The shire’s “encroachment task force” is compiling a list of known breaches by private property owners and also appealing to the public to provide details of other instances.
Some residents of Kilburn Grove, Glenisla Drive and Elmie Terrace, Mount Martha are upset about a wire fence and “land grabbing” along an access lane in the Sir Walter Burley Griffin-designed subdivision.
Other breaches have been identified throughout the shire, often where private properties adjoin reserves.
Cr David Gill said the appropriation of public land “are together costing the public many millions of dollars in unusable assets”.
However, at Balnarring Beach, Cr Gill says public access to the beach is being jeopardised by owners lawfully fencing their property boundaries.
“Sometimes fences are not just fences. They can just sometimes represent values above individual property rights,” he said.”
Cr Gill said the Esplanade at Balnarring Beach was washed away in storms in the 1960s, and the road reserve – theoretically in place – was now seen as part of the beach. “Property boundaries go to the edge of the old road reserve and also look like part of the beach and foreshore,” he said. “Most properties on this stretch have front fences set back to an old sea wall alignment rather than put fences out to their legal boundary on the sand dunes.
“Boundary fences on or next to beaches may one day prevent access along and to beaches. Is this the future we wish to allow to happen?”
Cr Gill blames the state government for ignoring the effect on the coastline of rising sea levels “perhaps because it is gradual and not seen as a priority”.
Cr Gill’s analysis of the situation at Balnarring Beach followed a council decision to reject his move for it to stop a fence being built on the sand dune.

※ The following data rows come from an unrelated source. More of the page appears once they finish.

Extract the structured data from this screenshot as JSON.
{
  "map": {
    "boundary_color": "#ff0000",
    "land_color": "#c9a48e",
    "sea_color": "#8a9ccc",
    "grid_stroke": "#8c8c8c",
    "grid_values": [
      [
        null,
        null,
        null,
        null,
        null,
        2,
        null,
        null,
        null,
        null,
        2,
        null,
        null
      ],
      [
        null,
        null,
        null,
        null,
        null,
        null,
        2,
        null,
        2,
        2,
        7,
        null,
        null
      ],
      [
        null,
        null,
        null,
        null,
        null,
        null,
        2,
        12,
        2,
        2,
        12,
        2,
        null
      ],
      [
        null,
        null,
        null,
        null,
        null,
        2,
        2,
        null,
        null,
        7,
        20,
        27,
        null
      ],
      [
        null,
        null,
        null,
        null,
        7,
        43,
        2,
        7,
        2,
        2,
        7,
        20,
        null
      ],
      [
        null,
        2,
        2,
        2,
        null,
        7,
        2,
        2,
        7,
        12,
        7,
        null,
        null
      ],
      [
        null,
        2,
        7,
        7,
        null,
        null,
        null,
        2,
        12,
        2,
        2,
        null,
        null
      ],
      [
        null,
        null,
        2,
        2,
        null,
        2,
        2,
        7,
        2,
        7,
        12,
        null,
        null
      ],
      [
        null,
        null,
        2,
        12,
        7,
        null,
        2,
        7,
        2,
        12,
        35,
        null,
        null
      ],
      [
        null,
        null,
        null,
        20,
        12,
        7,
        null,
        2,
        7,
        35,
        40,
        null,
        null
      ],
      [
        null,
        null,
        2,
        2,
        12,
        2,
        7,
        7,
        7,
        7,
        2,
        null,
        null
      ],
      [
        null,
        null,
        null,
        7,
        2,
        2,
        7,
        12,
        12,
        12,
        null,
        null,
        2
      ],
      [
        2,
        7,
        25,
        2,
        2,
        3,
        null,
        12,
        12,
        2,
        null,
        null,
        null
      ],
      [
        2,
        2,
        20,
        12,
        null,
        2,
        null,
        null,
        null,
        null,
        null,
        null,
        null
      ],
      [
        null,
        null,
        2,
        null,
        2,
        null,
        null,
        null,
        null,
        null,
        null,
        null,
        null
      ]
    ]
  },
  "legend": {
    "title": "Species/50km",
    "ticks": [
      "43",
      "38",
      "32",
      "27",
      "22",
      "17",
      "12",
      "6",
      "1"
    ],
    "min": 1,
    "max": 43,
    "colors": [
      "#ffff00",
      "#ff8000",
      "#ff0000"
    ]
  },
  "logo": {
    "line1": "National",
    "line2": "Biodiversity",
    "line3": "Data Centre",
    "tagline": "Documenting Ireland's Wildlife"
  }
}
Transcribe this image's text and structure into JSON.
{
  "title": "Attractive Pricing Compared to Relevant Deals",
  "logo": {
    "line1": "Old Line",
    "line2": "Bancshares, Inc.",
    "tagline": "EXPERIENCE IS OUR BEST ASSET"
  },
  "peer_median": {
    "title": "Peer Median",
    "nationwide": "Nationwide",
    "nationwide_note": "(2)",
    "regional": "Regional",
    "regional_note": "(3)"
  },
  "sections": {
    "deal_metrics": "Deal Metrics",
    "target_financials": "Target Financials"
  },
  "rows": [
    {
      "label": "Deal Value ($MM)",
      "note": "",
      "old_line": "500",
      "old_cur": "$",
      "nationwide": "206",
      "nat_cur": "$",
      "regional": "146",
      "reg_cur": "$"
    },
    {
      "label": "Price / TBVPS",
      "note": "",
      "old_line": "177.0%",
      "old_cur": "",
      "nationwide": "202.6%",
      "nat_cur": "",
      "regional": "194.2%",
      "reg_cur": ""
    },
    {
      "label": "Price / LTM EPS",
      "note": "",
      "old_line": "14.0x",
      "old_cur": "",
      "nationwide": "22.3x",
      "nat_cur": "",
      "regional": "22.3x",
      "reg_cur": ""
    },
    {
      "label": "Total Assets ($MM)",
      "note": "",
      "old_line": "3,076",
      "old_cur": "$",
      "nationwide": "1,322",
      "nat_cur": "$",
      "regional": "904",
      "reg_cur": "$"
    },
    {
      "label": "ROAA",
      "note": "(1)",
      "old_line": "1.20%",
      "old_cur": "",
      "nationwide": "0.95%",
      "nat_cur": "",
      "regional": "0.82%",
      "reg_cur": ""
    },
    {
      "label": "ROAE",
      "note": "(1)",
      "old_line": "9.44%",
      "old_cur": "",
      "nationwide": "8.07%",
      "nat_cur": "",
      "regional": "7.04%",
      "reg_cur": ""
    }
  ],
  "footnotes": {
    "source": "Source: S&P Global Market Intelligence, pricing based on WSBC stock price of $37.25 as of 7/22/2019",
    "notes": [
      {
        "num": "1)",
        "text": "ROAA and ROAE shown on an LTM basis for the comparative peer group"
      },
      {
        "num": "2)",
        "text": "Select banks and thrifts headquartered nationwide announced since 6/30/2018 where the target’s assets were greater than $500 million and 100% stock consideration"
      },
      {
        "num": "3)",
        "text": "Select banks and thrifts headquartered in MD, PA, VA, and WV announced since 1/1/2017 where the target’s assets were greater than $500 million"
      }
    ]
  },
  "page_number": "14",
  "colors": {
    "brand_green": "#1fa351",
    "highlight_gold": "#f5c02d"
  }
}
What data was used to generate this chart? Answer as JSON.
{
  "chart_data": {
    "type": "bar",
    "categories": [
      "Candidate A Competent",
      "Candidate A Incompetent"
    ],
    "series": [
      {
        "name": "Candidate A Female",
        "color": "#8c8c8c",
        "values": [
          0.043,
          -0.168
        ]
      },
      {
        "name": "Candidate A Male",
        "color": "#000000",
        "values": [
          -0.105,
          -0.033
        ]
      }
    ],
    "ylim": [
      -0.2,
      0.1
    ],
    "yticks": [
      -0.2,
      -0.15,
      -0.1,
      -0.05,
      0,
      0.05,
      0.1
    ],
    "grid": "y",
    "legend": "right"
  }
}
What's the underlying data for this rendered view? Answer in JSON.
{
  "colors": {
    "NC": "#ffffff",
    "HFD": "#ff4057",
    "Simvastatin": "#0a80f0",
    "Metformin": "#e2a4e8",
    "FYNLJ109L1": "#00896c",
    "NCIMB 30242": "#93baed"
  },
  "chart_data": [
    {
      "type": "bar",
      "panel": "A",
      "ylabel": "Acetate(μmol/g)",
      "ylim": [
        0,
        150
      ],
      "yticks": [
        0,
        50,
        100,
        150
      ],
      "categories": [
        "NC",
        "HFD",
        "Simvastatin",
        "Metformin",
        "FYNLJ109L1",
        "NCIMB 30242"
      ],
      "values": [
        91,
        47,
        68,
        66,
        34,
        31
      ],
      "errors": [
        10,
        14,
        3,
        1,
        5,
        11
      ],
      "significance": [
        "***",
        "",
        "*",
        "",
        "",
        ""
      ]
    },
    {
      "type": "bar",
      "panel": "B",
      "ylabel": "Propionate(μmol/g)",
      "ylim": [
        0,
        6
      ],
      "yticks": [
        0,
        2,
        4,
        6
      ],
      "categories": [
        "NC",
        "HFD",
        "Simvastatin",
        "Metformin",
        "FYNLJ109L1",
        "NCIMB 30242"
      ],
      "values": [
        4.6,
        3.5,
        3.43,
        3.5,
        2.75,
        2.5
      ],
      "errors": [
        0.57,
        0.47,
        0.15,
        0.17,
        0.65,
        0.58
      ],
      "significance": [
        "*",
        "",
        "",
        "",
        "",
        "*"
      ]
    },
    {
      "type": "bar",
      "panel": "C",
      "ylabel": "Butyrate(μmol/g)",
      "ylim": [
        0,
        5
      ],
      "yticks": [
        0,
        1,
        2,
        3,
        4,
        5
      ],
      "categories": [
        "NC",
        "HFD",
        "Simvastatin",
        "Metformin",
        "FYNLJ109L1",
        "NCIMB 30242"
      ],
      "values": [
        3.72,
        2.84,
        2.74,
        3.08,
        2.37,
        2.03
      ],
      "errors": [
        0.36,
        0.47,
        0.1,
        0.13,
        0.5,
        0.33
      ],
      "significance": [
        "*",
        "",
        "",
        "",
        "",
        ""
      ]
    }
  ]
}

He said property boundaries along the sand-covered Esplanade represented the front of properties and pointed out that fences “are not always allowed, especially front fences in some suburbs and subdivisions, so there are plenty of precedents”.
“My defeated motion at the last council meeting to keep a fence off Balnarring Beach was based on net community benefit including recreational values, landscape values and planning for sea level rise in this environmentally sensitive foreshore area; already water levels reach the property boundaries occasionally along this section of beach and deter walkers,” he said.
“The compromise decision by council to alter the fence permit application so that the proposed fence is set back some metres from the actual property boundary is still a brave and forward-thinking outcome that is an issue for us all to think about.”